A Judge cannot force the father to give sign over his rights ...


Perhaps Lobo1966 means this:

"complaint" = petition?

"Inciuated" = incited? Meaning that if the father is notified he may do something he would not have bothered with otherwise? Perhaps.

"Magistrate" = judicial officer assigned to relatively simple matters like adoptions? Possibly.

True, a judge "cannot force the father to give sign over his rights", but the father's right to object can be waived or dispensed with in many jurisdictions. We would have to know which state (or wherever) this is in order to say.

ScottGem
Nov 15, 2011, 01:09 PM
My guess is inciuated means insinuated. Given that, I think Lobo gave correct advice since it was essentially the same as mine, that the OP get an attorney to bring the petition to court and the court will make a decision.

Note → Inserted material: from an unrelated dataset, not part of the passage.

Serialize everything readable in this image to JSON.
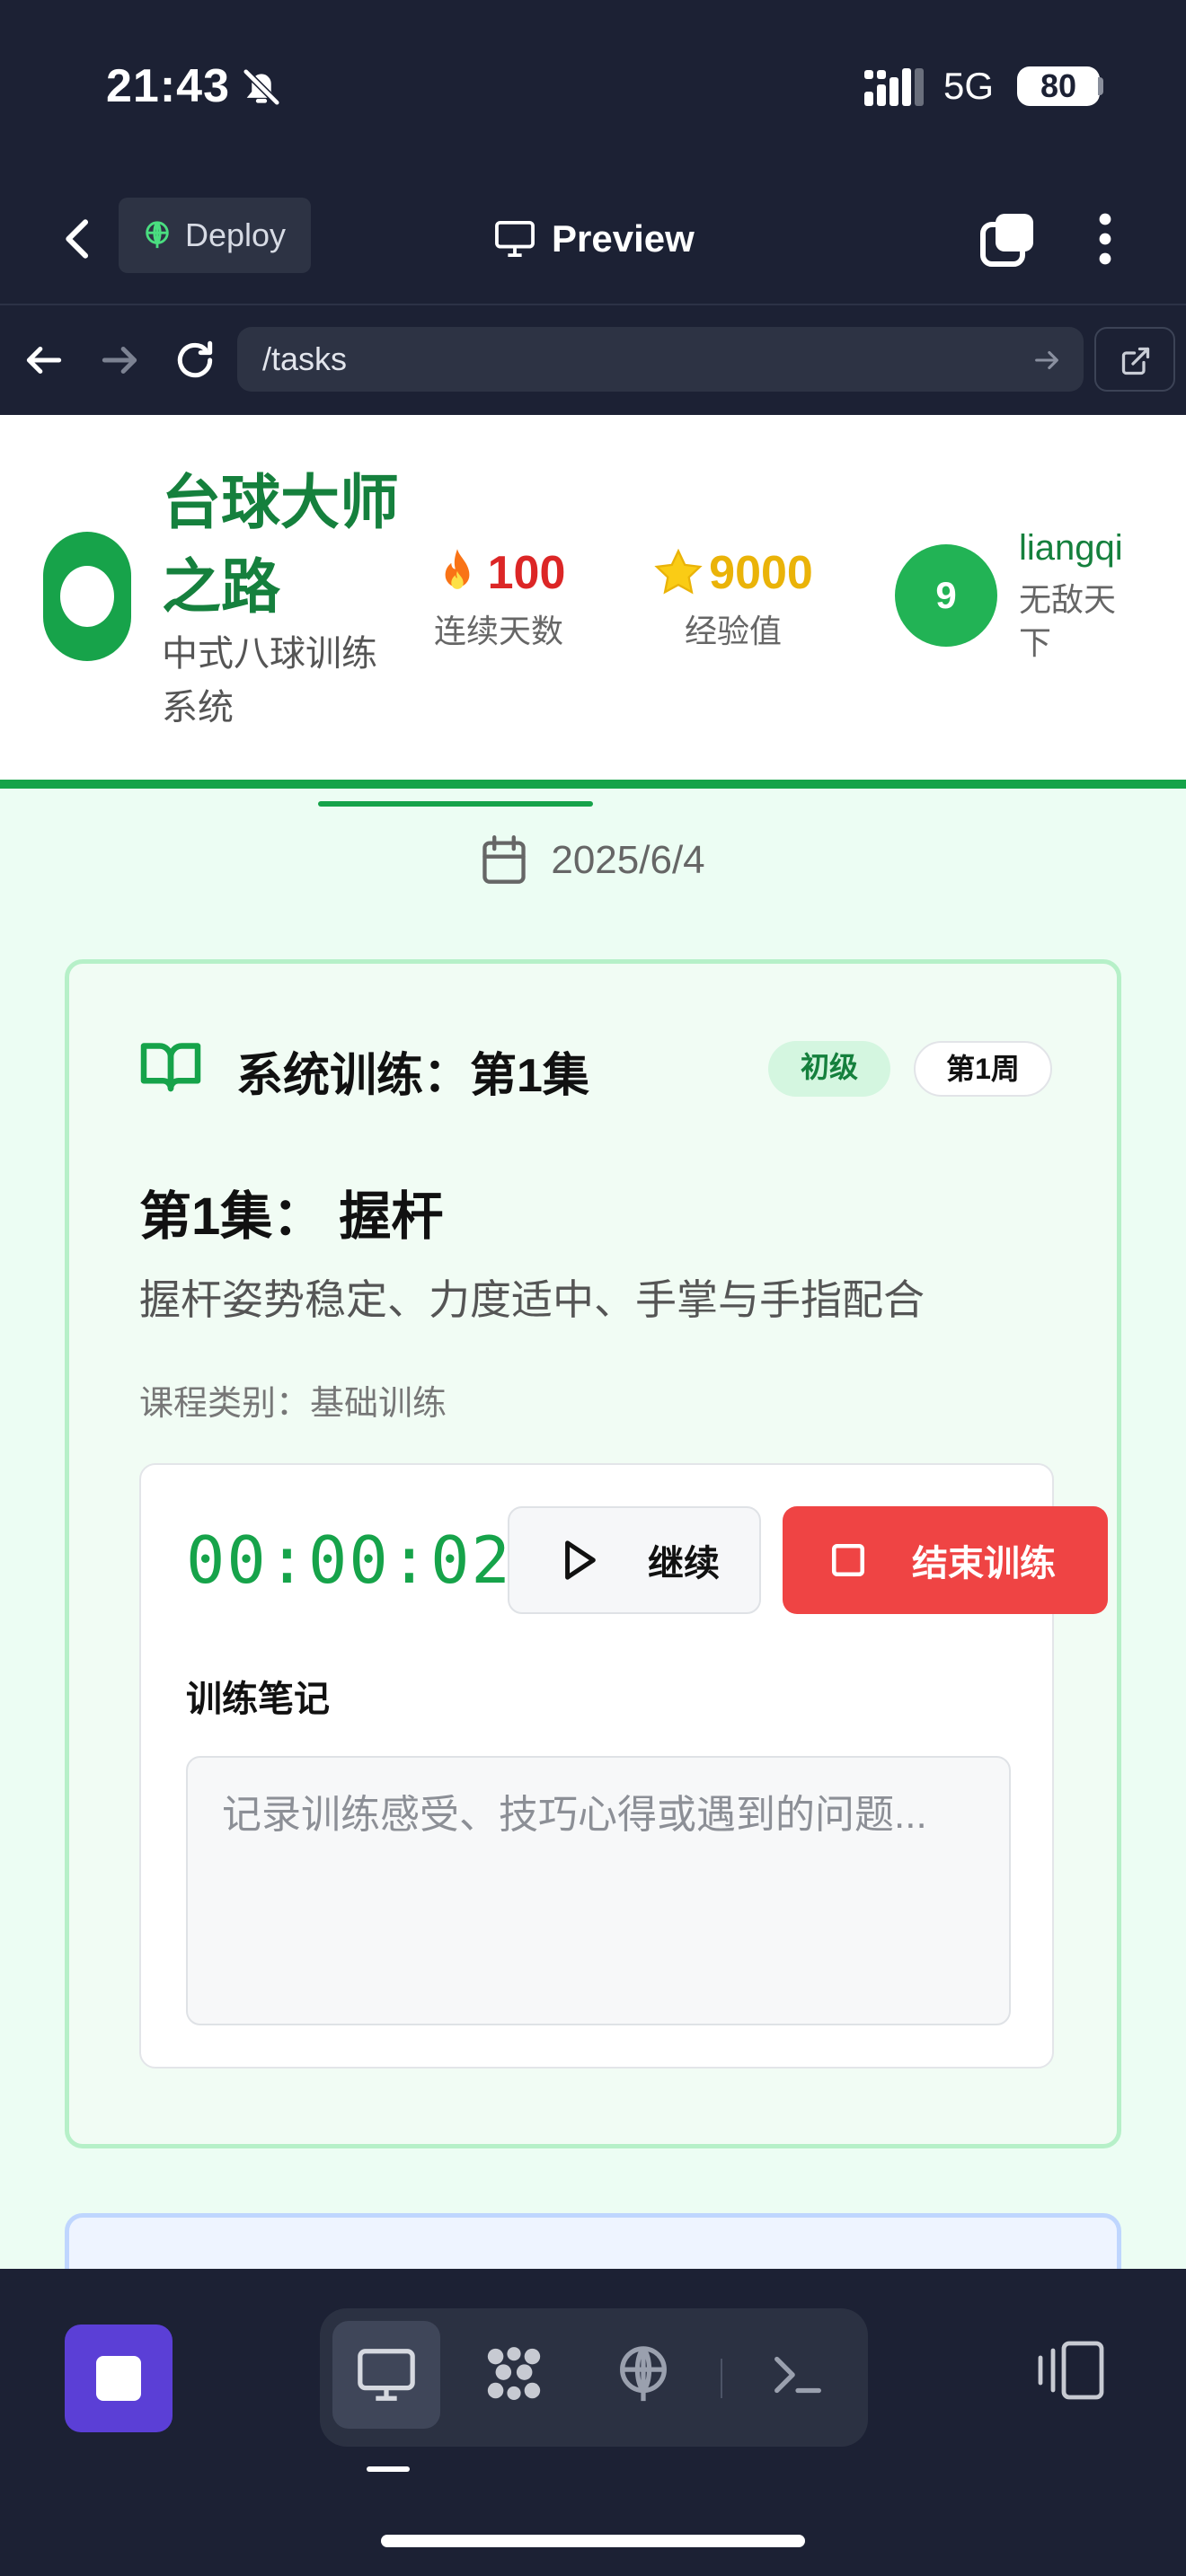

But there are a lot of questions raised by the OP's post, that are needed for more complete advice.

Lobo1966
Nov 15, 2011, 01:09 PM
Thank you AK Lawyer, that is exactly what I was referring too. However, the mother inSinuated that the father did not wish to give up his parental rights. Please forgive me for not supplying a more clear and concise answer, I will do so in the future. Thanks

JudyKayTee
Nov 15, 2011, 01:12 PM
But there are a lot of questions raised by the OP's post, that are needed for more complete advice.


I'd certainly like to know what State and also if the "natural" father has visitation. Just filling in blanks but if father does have visitation OP may not be able to relocate with "new" husband. Maybe that's the question/problem. Does he have visitation and not exercise it? Something else?

I'm foggy about the adoption part - why it's necessary. Not that it's NOT a good idea, just that the haste and time frame make me wonder what the situation is.

I, of course, am going on what was posted, not what I'm reading into it.

ScottGem
Nov 15, 2011, 01:38 PM
I'm foggy about the adoption part - why it's necessary. Not that it's NOT a good idea, just that the haste and time frame make me wonder what the situation is.


Since the OP hasn't returned in 4 days, I'm not sure if we will ever know. However, my guess is that the new husband is being deployed overseas and the OP wants to go with him and bring the child. But without the father's consent, she probably will not be able to get a passport or permission to take the child out of the country. Having the husband adopt will solve both problems, but the likelihood of that happening quickly is very small.

AK lawyer
Nov 15, 2011, 02:06 PM
I think I have said this here before: sometimes reading these posts is like one of those "CSI" shows. Reading these questions can be an exercise in forensic skill.

If the problem is getting the child's passport for an imminent overseas deployment, an adoption will not work; the mother isn't even married to the would-be step-parent adopter yet.

But I'm not sure such a deployment is suggested. OP wrote that her fiancé "is in the army so it needs to be done". This could mean that the Army requires an adoption for some other reason: housing benefits, etc. Hard to say.

JudyKayTee
Nov 15, 2011, 02:10 PM
I sometimes have more of a problem with the answer than with the question.

The OP hasn't been back, of course, but I think the adoption could be very difficult. In re-reading this the question says: "3 years old he dad has only seen her 4 times and that he started this past may in 2011." I am taking that to mean the father has seen the child only 4 times since this past May. Without knowing the circumstances it APPEARS he is exercising visitation.

That brings us back to getting the permission of the birth father.